Natural History Museum managers have put in a planning application to redevelop the museum grounds and in doing so are substantially digging up the beautiful Wildlife Garden which was created twenty one years ago. The move is opposed by many museum scientists and ecology and conservation professionals and also by a public petition which has attracted more than 37,000 signatures since last October.
The museum proposes to excavate the entire central part of the existing Wildlife Garden, felling trees and translocating other trees and plants. Two existing ponds would be drained and a new sunken round pond dug only meters away. This area would be replaced with concrete terraces and smaller thematic planting areas to provide easier visitor access to the Darwin centre. Unfortunately, the museum is suggesting that an increase in planted area across the whole site will somehow be enough to offset the massive decrease in recorded biodiversity incurred by the excavation of the established and complex mosaic of habitats in the existing garden.
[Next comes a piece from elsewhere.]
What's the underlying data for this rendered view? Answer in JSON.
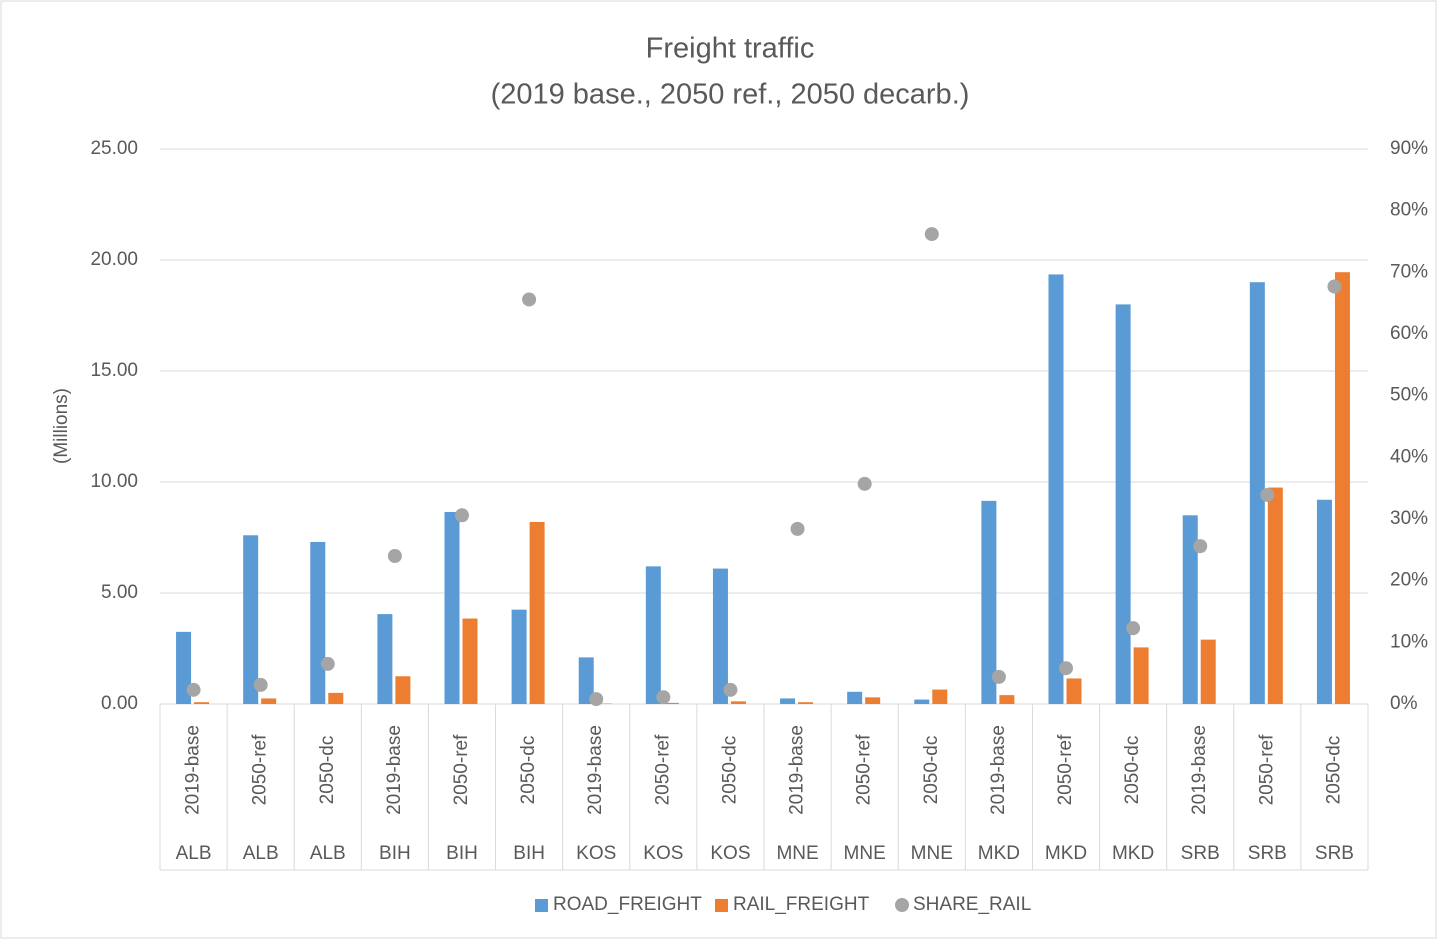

This plan is based on theoretical data and has not been supported by a full Ecological Impact Assessment.
The wildlife garden is a highly regarded and award winning assemblage of British lowland habitats which was designed by Museum scientists and ecologists in 1995 and has thrived since, maturing into an exceptional and well recorded haven for wildlife. It is the only ‘living’ public gallery in the entire museum and supports the museum’s strategy for championing the conservation of UK biodiversity. It is also a borough Site of Nature Conservation Importance and since its creation, nearly 3,000 species of plants, invertebrates, fungi, reptiles, mammals and birds have been recorded in the one acre site, including 28 Notable and 7 Red Data Book species.
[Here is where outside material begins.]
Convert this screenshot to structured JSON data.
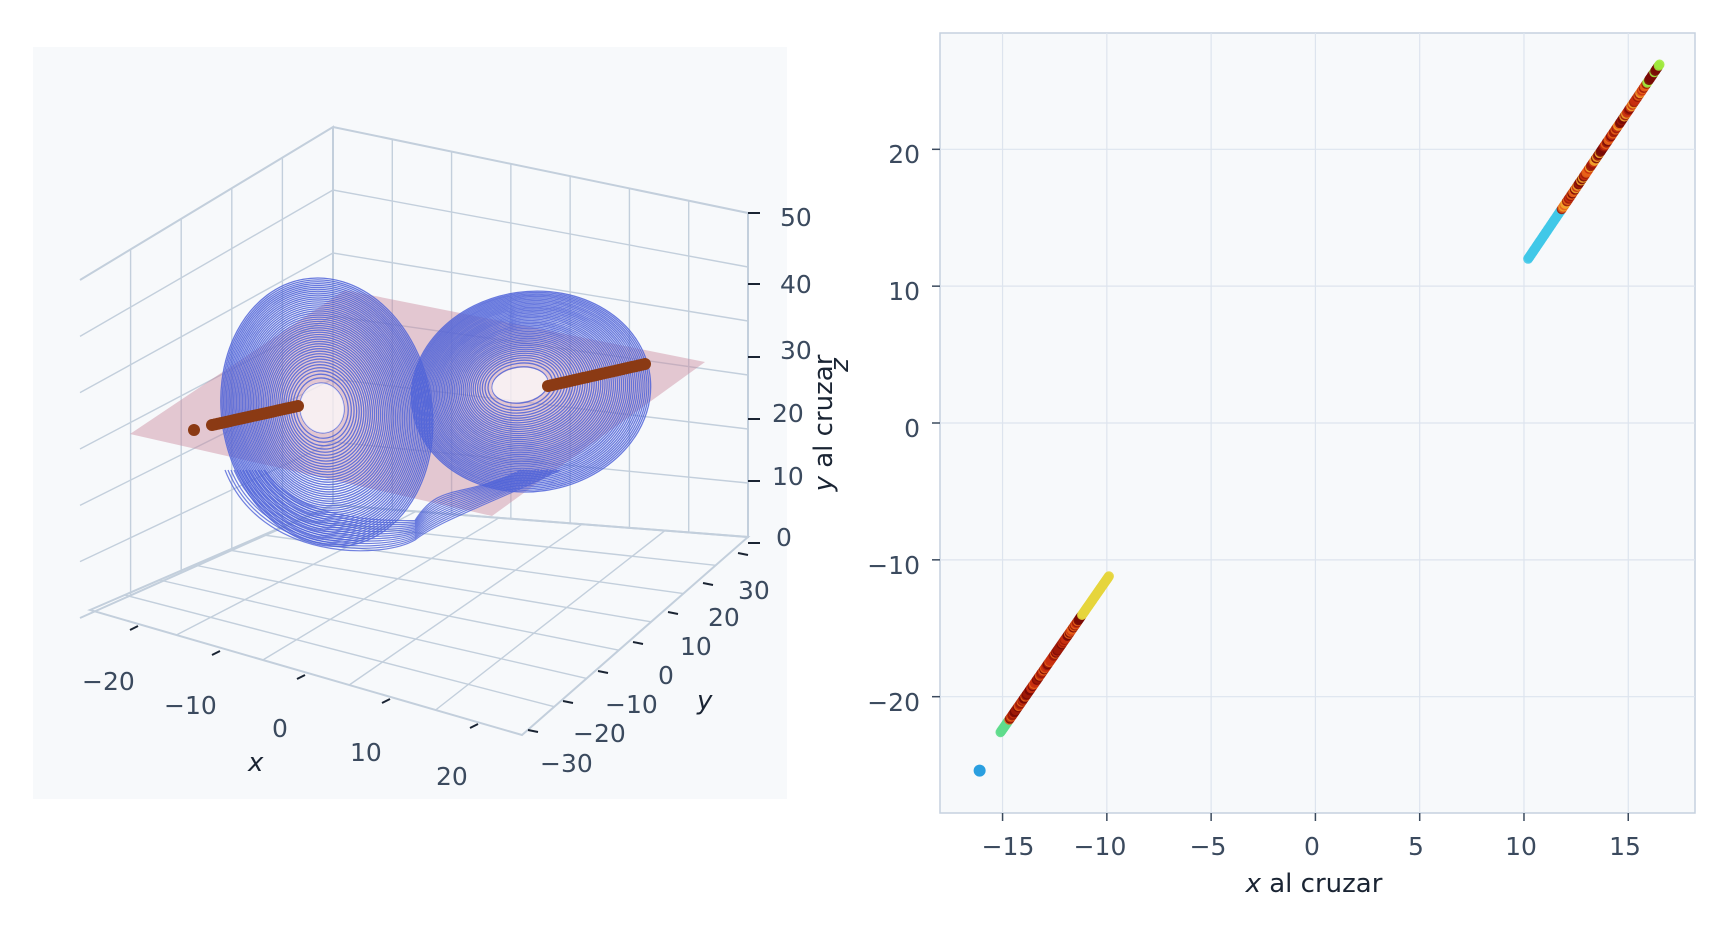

Although the museum has suggested that this is the only possible plan to achieve all of its objectives (for visitor access and public engagement) there is clearly an opportunity to rethink this part of the design and dispense of the currently fashionable sweeping terraces that are the trademark of the designer. Clearly the museum has to respond to the pressures of its huge visitor numbers, and no part of the museum should be immune to change, but with some sensitive and creative thinking it should not be too difficult to devise a less destructive design for the Western Grounds.